November 1st and 3rd 1998

Tenth Annual children's block-printing 'workshop'
(Hamura community centre, Tokyo)

November 3rd is a national holiday here in Japan - 'Culture Day', and our community centre here in Hamura, as do all such places around the country, holds many events during the week. Art groups, theatre groups, dance groups ... photographers, calligraphers ... you name it, and it's on show there.

There doesn't happen to be a woodblock printmaking 'circle' in our town, so ten years ago when I offered to 'show the flag' for this craft and do some kind of event, the organizers accepted right away.

print workshop overviewTo make a woodblock print takes time - at least the carving takes time - so for the kids to be able to make their own print during the course of a single short visit to a community centre seemed like 'mission impossible'. But I found a way to do it; I prepare a carved set of four blocks and line them up on a long table, each one accompanied with the necessary brush, bowl of pigment, baren, etc. The kids line up at one end, grab a piece of paper from a stack, and work their way along the row of blocks, putting on each of the four colours in turn.

Of course, they don't have a clue what to do at first, so I (and some helpers from the community centre) stand behind the tables and guide them through the process. This event has become very popular during the years, and during the two days that I do it, there is a constant line-up of kids waiting to make their print. They have a lot of fun, and are always very thrilled when the sheet comes up off the final block and they can see what they've made.

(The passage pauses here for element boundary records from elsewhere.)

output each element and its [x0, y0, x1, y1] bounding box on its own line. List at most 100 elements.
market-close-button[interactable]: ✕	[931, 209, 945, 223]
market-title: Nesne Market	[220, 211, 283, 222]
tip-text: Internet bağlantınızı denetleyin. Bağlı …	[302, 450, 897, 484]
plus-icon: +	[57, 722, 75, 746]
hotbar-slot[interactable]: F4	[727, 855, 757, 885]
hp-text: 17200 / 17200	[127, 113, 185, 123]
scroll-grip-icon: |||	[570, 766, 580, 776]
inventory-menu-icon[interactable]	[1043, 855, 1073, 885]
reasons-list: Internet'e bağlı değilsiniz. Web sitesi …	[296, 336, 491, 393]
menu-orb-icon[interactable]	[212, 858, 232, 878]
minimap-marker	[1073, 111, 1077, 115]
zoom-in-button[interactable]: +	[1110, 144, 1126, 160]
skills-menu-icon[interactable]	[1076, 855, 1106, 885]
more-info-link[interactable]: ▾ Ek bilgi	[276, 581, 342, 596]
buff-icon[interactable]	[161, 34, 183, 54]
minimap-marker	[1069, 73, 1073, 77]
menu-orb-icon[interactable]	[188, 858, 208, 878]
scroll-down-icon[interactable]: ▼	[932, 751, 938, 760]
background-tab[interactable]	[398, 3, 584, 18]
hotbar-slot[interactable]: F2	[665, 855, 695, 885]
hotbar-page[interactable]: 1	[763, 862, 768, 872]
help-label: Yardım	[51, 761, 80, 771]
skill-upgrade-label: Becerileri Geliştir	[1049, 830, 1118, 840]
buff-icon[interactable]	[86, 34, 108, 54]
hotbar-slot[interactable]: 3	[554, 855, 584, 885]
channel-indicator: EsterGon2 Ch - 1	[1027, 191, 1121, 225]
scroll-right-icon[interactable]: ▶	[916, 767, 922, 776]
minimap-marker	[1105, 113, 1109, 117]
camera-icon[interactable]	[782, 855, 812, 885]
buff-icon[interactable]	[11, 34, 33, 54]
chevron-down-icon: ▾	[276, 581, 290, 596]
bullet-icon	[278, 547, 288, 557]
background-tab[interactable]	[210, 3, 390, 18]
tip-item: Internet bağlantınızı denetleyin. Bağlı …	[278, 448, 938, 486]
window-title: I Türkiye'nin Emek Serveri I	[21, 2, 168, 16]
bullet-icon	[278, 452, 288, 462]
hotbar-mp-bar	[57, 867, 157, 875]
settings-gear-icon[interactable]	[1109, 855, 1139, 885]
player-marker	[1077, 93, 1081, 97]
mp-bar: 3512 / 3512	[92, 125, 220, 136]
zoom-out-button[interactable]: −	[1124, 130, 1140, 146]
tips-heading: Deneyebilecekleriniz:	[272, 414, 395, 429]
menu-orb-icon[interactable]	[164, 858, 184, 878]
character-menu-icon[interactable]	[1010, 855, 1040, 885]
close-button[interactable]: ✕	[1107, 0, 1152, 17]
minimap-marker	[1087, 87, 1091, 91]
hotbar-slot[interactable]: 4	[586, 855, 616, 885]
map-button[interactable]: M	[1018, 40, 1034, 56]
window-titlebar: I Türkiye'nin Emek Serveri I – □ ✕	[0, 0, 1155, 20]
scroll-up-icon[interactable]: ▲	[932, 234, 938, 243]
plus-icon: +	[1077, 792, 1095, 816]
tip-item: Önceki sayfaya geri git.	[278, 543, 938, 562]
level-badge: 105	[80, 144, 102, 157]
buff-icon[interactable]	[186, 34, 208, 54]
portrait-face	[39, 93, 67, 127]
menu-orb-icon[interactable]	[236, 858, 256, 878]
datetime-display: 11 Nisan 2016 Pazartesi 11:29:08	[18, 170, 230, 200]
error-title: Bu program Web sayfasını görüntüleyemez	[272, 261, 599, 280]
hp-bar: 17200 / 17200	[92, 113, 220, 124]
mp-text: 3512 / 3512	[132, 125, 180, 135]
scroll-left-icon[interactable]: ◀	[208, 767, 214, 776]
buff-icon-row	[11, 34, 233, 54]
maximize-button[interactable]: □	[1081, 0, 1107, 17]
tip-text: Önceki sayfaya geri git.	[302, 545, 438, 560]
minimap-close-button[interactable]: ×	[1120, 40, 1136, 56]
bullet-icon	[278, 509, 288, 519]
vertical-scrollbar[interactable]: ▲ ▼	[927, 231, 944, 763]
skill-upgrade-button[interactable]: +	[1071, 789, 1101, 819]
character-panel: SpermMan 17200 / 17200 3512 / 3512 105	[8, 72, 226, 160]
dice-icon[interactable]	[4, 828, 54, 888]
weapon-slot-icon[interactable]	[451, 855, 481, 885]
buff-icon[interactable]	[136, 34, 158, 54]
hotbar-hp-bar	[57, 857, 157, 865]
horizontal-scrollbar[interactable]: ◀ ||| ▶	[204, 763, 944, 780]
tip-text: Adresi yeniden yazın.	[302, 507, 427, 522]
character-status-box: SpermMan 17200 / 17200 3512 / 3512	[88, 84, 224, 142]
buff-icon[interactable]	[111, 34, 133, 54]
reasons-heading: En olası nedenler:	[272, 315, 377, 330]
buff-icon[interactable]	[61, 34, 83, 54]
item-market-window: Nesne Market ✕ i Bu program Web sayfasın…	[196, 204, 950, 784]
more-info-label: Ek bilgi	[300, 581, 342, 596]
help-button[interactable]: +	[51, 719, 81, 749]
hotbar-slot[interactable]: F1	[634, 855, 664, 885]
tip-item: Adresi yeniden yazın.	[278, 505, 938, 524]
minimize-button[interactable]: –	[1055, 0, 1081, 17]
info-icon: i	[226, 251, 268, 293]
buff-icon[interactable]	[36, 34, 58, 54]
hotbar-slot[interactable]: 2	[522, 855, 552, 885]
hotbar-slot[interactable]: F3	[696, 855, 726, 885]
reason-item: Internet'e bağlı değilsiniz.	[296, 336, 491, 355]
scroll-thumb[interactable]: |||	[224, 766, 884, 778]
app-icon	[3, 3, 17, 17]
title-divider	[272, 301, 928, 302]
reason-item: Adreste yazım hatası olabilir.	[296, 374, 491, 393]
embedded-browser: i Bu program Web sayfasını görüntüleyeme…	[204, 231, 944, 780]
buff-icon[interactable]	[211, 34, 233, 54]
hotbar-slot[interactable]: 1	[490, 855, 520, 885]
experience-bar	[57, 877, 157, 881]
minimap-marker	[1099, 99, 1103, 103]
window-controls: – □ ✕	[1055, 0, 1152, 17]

Some of the younger ones need a lot of 'help' - getting the paper properly placed into the registration marks, and the pigment spread evenly, but many of the kids can do the whole thing alone quite comfortably. But it doesn't seem to matter just how much they did 'by themselves'. They go home proudly carrying their 'own' woodblock print.


printing

finished!

By the end of the two days, I can no longer stand up straight (those tables are low!) , but it is a lot of fun. Kids come back year after year, and their mothers tell me that they have the prints from each year all stuck up in a row on their bedroom wall. And who knows, maybe some of those kids will find their interest deepening, and will want to explore printmaking a bit further as they get older. Stranger things have happened!